The poisonous giant hogweed looks very similar to yarrow

Concrete dangers due to the likelihood of confusion with yarrow

A confusion with the so-called meadow smock is still relatively harmless, since this is also one of the edible herbs. The situation is different if, instead of yarrow, a poisonous double such as the spotted hemlock or the giant hogweed from the Caucasus is cut for use in the kitchen, as a medicinal plant or for dried bouquets. After all, these two plants can lead to serious health problems, not only when accidentally consumed. The mere touch is often enough to cause extremely unpleasant burn blisters to form on the skin.

The spotted hemlock

With a growth height of up to two meters, the spotted hemlock (Conium maculatum) is actually significantly higher than the yarrow. However, there is still a risk of confusion with younger specimens of the plant that have not yet reached their full height. Spotted hemlock can be identified by the reddish spots on the stems. In addition, the plant spreads a pungent odor that is unpleasant for humans and is vaguely reminiscent of mouse urine. The possible complaints when eating plant parts are due to the alkaloids they contain:

  • difficulties swallowing
  • burning in the mouth
  • nerve paralysis and respiratory arrest

The Giant Bear Claw

Another extremely poisonous doppelganger with a concrete risk of confusion when collecting yarrow is the giant hogweed (Heracleum mantegazzianum).
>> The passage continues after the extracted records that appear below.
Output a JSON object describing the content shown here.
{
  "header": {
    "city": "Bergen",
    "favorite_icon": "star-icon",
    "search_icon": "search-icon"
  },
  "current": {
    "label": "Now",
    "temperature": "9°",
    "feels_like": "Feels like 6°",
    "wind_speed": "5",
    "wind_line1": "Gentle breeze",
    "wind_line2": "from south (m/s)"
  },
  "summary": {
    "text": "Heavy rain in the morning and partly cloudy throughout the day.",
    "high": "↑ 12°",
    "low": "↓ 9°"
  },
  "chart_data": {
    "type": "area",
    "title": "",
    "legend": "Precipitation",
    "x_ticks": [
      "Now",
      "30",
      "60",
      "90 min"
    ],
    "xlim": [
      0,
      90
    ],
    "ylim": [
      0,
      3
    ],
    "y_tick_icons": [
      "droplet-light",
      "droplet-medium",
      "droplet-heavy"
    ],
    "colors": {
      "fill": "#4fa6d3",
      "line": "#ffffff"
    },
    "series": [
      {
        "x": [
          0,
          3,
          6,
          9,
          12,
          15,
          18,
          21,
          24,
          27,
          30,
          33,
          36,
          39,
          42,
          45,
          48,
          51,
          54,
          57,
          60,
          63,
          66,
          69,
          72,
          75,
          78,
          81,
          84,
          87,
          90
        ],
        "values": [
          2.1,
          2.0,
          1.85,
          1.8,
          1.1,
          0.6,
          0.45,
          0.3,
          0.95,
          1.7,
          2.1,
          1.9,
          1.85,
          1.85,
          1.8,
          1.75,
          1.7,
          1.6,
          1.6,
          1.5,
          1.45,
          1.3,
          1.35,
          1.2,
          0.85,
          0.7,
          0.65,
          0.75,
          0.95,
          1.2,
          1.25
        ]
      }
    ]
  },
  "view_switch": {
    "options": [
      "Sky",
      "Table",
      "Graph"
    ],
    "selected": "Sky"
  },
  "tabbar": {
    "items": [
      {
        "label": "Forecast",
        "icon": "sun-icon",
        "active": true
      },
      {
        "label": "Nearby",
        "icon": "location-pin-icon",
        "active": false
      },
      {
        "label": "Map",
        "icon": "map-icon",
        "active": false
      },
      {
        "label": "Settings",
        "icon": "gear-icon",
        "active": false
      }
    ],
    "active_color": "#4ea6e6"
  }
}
It was introduced from the Caucasus region and has spread widely in many natural landscapes. Even more than with the spotted hemlock, mere skin contact means danger with this plant. Although the giant hogweed differs significantly from the yarrow because of its leaves, it sometimes appears similar to children because of the white umbel flowers. Touching the plant with bare hands can cause burns that can last for weeks and are worsened by exposure to the sun.


In order to recognize the yarrow without a doubt, you should take a close look at the pictures and, if possible, have an expert show you in nature. In general, in the garden and on excursions into nature with children, the motto is that unknown or unidentifiable plants should not be touched and certainly not eaten.